The ship stretched out its wings and leapt into the sky. It circled the building once, low, while policemen fired at its impervious back, then headed north and east into the mountains. On the roof of the burning mission a bundle of clothes lay tumbled in a spreading stain and birds sang all around.
She’d bought the dancing picture a few days after she heard Mara had died, and though she never put it up with the others, secretly it was always her favourite. Quila knew it was in doubtful taste, most probably faked with an actress from a Darien brothel in that brief time when her image was currency, but she couldn’t help it. A glimpse of a happy, normal life, a girl who didn’t know it was so soon to be taken away. She cried over it in many nights those first few months, under the covers with the light of the ring terminal she’d got for her naming day last cycle. It was like the death of a friend, just as for a little while she’d almost felt she’d known her while she was alive, that Mara had known her, Quila. It was a strange thing to think about a dead revolutionary half a galaxy away, but it didn’t last. After a few months, Mara got too fashionable even for Quila’s devotion. She took down all save the first of the pictures.

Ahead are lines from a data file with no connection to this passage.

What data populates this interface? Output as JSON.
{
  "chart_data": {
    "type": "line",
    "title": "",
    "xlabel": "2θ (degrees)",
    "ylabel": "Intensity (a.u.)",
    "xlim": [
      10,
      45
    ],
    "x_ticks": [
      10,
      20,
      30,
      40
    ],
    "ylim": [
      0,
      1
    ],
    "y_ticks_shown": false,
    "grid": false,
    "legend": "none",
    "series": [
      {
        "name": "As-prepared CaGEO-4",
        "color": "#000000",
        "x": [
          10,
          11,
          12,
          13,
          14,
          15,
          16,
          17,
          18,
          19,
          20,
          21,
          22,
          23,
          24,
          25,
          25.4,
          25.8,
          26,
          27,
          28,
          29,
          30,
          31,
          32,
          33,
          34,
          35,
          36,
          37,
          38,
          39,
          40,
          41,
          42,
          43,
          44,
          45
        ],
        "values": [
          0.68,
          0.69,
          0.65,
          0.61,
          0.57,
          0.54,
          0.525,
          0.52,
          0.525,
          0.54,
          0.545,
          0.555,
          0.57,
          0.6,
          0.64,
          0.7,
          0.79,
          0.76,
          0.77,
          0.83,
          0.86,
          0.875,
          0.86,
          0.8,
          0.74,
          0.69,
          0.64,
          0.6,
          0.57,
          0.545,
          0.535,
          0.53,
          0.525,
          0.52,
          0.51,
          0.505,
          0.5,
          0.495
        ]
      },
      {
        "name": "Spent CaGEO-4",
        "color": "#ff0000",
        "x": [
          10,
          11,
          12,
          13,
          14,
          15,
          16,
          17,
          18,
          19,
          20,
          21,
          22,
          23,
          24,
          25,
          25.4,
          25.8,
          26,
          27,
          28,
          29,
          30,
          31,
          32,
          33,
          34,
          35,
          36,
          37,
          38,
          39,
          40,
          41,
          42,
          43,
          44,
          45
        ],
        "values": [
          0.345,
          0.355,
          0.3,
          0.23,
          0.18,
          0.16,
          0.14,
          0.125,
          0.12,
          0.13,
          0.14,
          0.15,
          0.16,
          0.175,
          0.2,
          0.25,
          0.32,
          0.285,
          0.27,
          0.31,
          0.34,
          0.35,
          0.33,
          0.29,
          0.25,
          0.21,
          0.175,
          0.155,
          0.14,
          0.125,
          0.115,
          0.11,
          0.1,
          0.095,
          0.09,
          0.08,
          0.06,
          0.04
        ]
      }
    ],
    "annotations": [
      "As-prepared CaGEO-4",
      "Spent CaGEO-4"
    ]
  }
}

She was adolescent by then in any case, too old not to have her doubts about the romantic heroes of her youth. Mara Karne might once have been regarded by IntPro as tolerable, but when the Terran civil war started the Terran year after she died, it changed everything. In death, she was tolerable no longer. At Quila’s first Academy interview that cycle, they’d asked her if she thought the idolisation of other planets’ terrorists was a healthy trend among the Chi!me young. It hadn’t taken a genius to guess the correct answer; she’d taken the warning for what it was. In her aunt Stelfia’s day ViaVera had been the cause with which the young and daring would flirt but that was before; things changed and you had to keep up. IntPro was a life-filling commitment: if you were serious, you couldn’t prepare yourself too soon.
She would still take her pictures out sometimes at first, in the rare moments when she could count on being alone, and run her fingers over the contours of cheeks and chin as if by doing so she could make them unlock some mystery. But she never did. Two Terran years, fourteen months by UP standard reckoning after Mara Karne died in Chaireddan, Stelfia went into seclusion on faraway Herantive. Quila was accepted into the Academy and put the last picture away.